If you ever need to sum up UNRAVELLING OLIVER by Liz Nugent in one word then mesmerising is it. It starts out with the serious assault of Alice by her husband Oliver Ryan and then steps back through the previous five decades, charting the events in Oliver’s life leading up to the assault. The narrative switches from Oliver to other people he has spent time with over the years, and it carefully and very cleverly builds a story of the real Oliver and why he is who he is, why he did what he did. There is also geographical variation with many of the pivotal events in their lives happening in France, whereas day to day life, and the crime occur in Ireland.
There’s a claustrophobic, intense feeling to this style of narrative, as Oliver’s facade is laid bare, carefully and forensically. In a style that’s almost deceptively gentle, there’s a deliberation to the way that friends and family all step up to tell their part of this man’s sorry story each in turn, each twisting the knife a further turn.
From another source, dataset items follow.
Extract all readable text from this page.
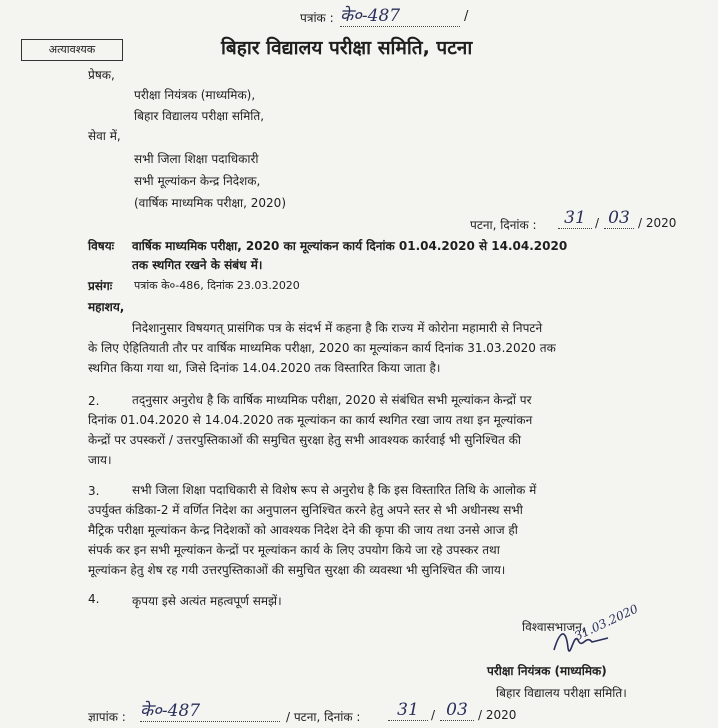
पत्रांक : के०-487	/
अत्यावश्यक	बिहार विद्यालय परीक्षा समिति, पटना
प्रेषक,
परीक्षा नियंत्रक (माध्यमिक),
बिहार विद्यालय परीक्षा समिति,
सेवा में,
सभी जिला शिक्षा पदाधिकारी
सभी मूल्यांकन केन्द्र निदेशक,
(वार्षिक माध्यमिक परीक्षा, 2020)
पटना, दिनांक :	31 / 03 / 2020
विषयः वार्षिक माध्यमिक परीक्षा, 2020 का मूल्यांकन कार्य दिनांक 01.04.2020 से 14.04.2020
तक स्थगित रखने के संबंध में।
प्रसंगः पत्रांक के०-486, दिनांक 23.03.2020
महाशय,
निदेशानुसार विषयगत् प्रासंगिक पत्र के संदर्भ में कहना है कि राज्य में कोरोना महामारी से निपटने
के लिए ऐहितियाती तौर पर वार्षिक माध्यमिक परीक्षा, 2020 का मूल्यांकन कार्य दिनांक 31.03.2020 तक
स्थगित किया गया था, जिसे दिनांक 14.04.2020 तक विस्तारित किया जाता है।
2.	तद्नुसार अनुरोध है कि वार्षिक माध्यमिक परीक्षा, 2020 से संबंधित सभी मूल्यांकन केन्द्रों पर
दिनांक 01.04.2020 से 14.04.2020 तक मूल्यांकन का कार्य स्थगित रखा जाय तथा इन मूल्यांकन
केन्द्रों पर उपस्करों / उत्तरपुस्तिकाओं की समुचित सुरक्षा हेतु सभी आवश्यक कार्रवाई भी सुनिश्चित की
जाय।
3.	सभी जिला शिक्षा पदाधिकारी से विशेष रूप से अनुरोध है कि इस विस्तारित तिथि के आलोक में
उपर्युक्त कंडिका-2 में वर्णित निदेश का अनुपालन सुनिश्चित करने हेतु अपने स्तर से भी अधीनस्थ सभी
मैट्रिक परीक्षा मूल्यांकन केन्द्र निदेशकों को आवश्यक निदेश देने की कृपा की जाय तथा उनसे आज ही
संपर्क कर इन सभी मूल्यांकन केन्द्रों पर मूल्यांकन कार्य के लिए उपयोग किये जा रहे उपस्कर तथा
मूल्यांकन हेतु शेष रह गयी उत्तरपुस्तिकाओं की समुचित सुरक्षा की व्यवस्था भी सुनिश्चित की जाय।
4.	कृपया इसे अत्यंत महत्वपूर्ण समझें।
विश्वासभाजन,
31.03.2020
परीक्षा नियंत्रक (माध्यमिक)
बिहार विद्यालय परीक्षा समिति।
ज्ञापांक : के०-487	/ पटना, दिनांक :	31	/ 03 / 2020
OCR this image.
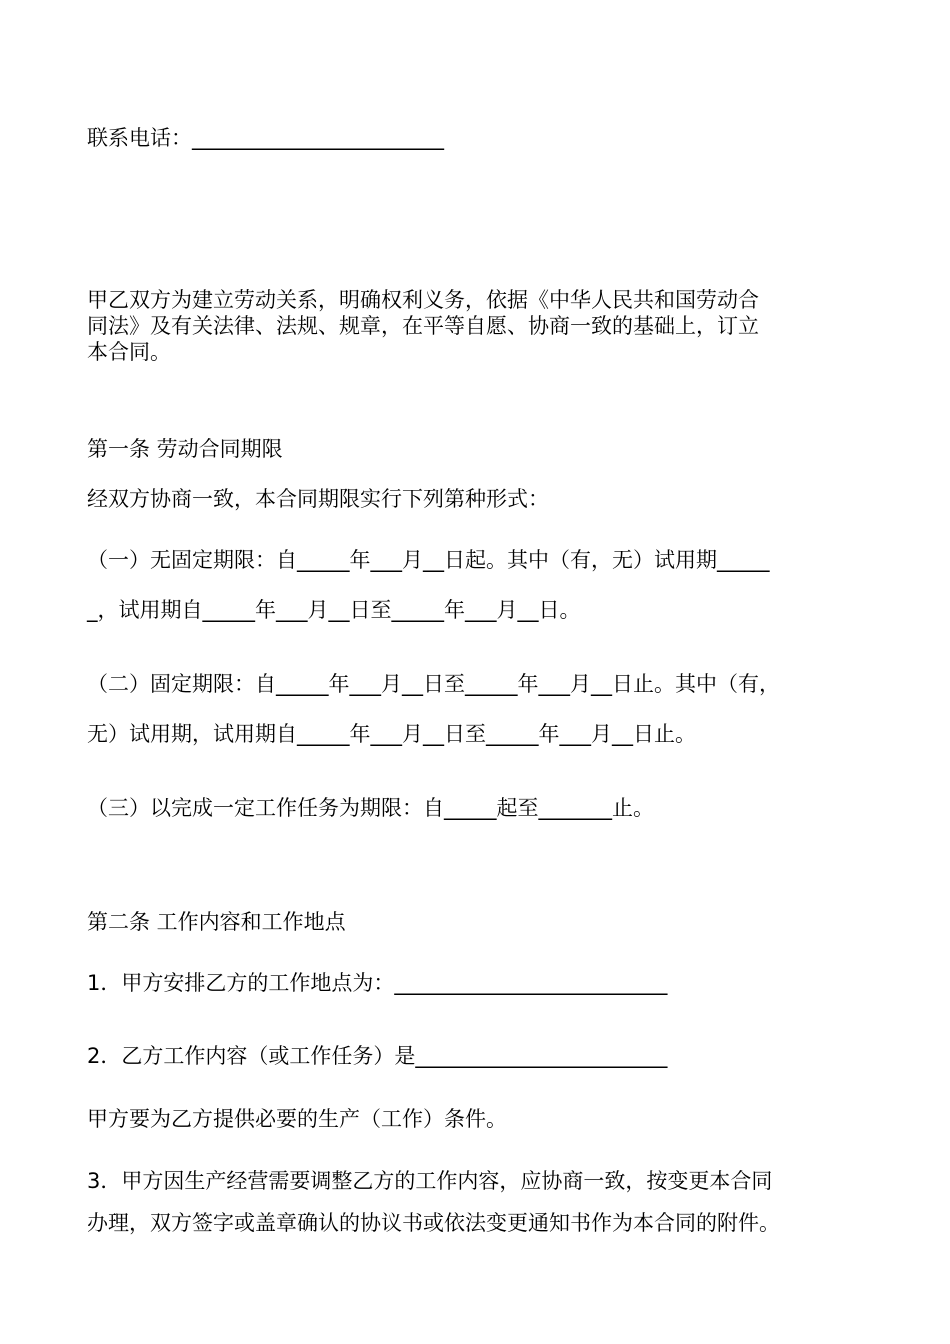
联系电话：________________________
甲乙双方为建立劳动关系，明确权利义务，依据《中华人民共和国劳动合
同法》及有关法律、法规、规章，在平等自愿、协商一致的基础上，订立
本合同。
第一条 劳动合同期限
经双方协商一致，本合同期限实行下列第种形式：
（一）无固定期限：自_____年___月__日起。其中（有，无）试用期_____
_，试用期自_____年___月__日至_____年___月__日。
（二）固定期限：自_____年___月__日至_____年___月__日止。其中（有，
无）试用期，试用期自_____年___月__日至_____年___月__日止。
（三）以完成一定工作任务为期限：自_____起至_______止。
第二条 工作内容和工作地点
1．甲方安排乙方的工作地点为：__________________________
2．乙方工作内容（或工作任务）是________________________
甲方要为乙方提供必要的生产（工作）条件。
3．甲方因生产经营需要调整乙方的工作内容，应协商一致，按变更本合同
办理，双方签字或盖章确认的协议书或依法变更通知书作为本合同的附件。
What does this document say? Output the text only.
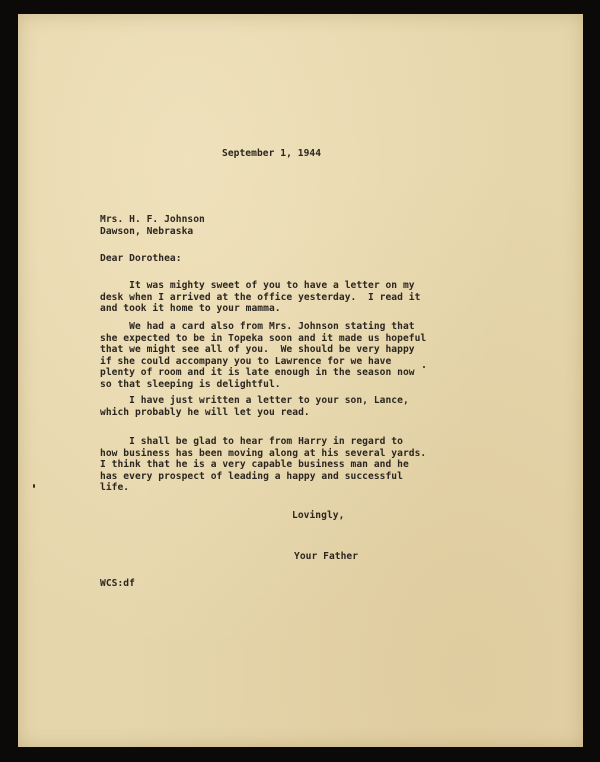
September 1, 1944
Mrs. H. F. Johnson
Dawson, Nebraska
Dear Dorothea:
It was mighty sweet of you to have a letter on my
desk when I arrived at the office yesterday.  I read it
and took it home to your mamma.
We had a card also from Mrs. Johnson stating that
she expected to be in Topeka soon and it made us hopeful
that we might see all of you.  We should be very happy
if she could accompany you to Lawrence for we have
plenty of room and it is late enough in the season now
so that sleeping is delightful.
I have just written a letter to your son, Lance,
which probably he will let you read.
I shall be glad to hear from Harry in regard to
how business has been moving along at his several yards.
I think that he is a very capable business man and he
has every prospect of leading a happy and successful
life.
Lovingly,
Your Father
WCS:df
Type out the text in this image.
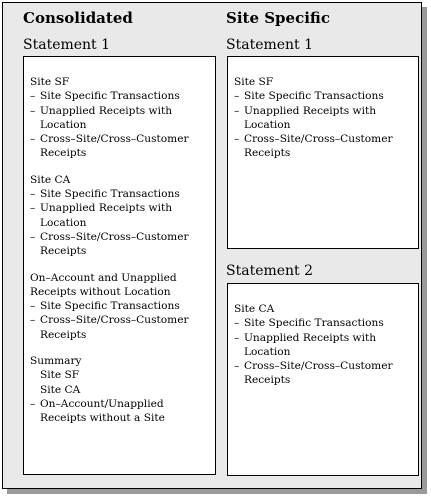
Consolidated
Statement 1
Site SF
– Site Specific Transactions
– Unapplied Receipts with
Location
– Cross–Site/Cross–Customer
Receipts
Site CA
– Site Specific Transactions
– Unapplied Receipts with
Location
– Cross–Site/Cross–Customer
Receipts
On–Account and Unapplied
Receipts without Location
– Site Specific Transactions
– Cross–Site/Cross–Customer
Receipts
Summary
Site SF
Site CA
– On–Account/Unapplied
Receipts without a Site
Site Specific
Statement 1
Site SF
– Site Specific Transactions
– Unapplied Receipts with
Location
– Cross–Site/Cross–Customer
Receipts
Statement 2
Site CA
– Site Specific Transactions
– Unapplied Receipts with
Location
– Cross–Site/Cross–Customer
Receipts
Not that Oliver does not deserve skewering. His assault on his wife, as described in the opening pages of the book is shocking, vicious and seemingly utterly without regret. The mesmerising manner in which Liz Nugent does that cannot be understated. The assured narrative, the way that the cast of characters become so real in such short sharp chapters, the sense that you’re being given an opportunity to understand that great question of crime fiction - why, in such detail, all combine to create something extremely satisfying in UNRAVELLING OLIVER.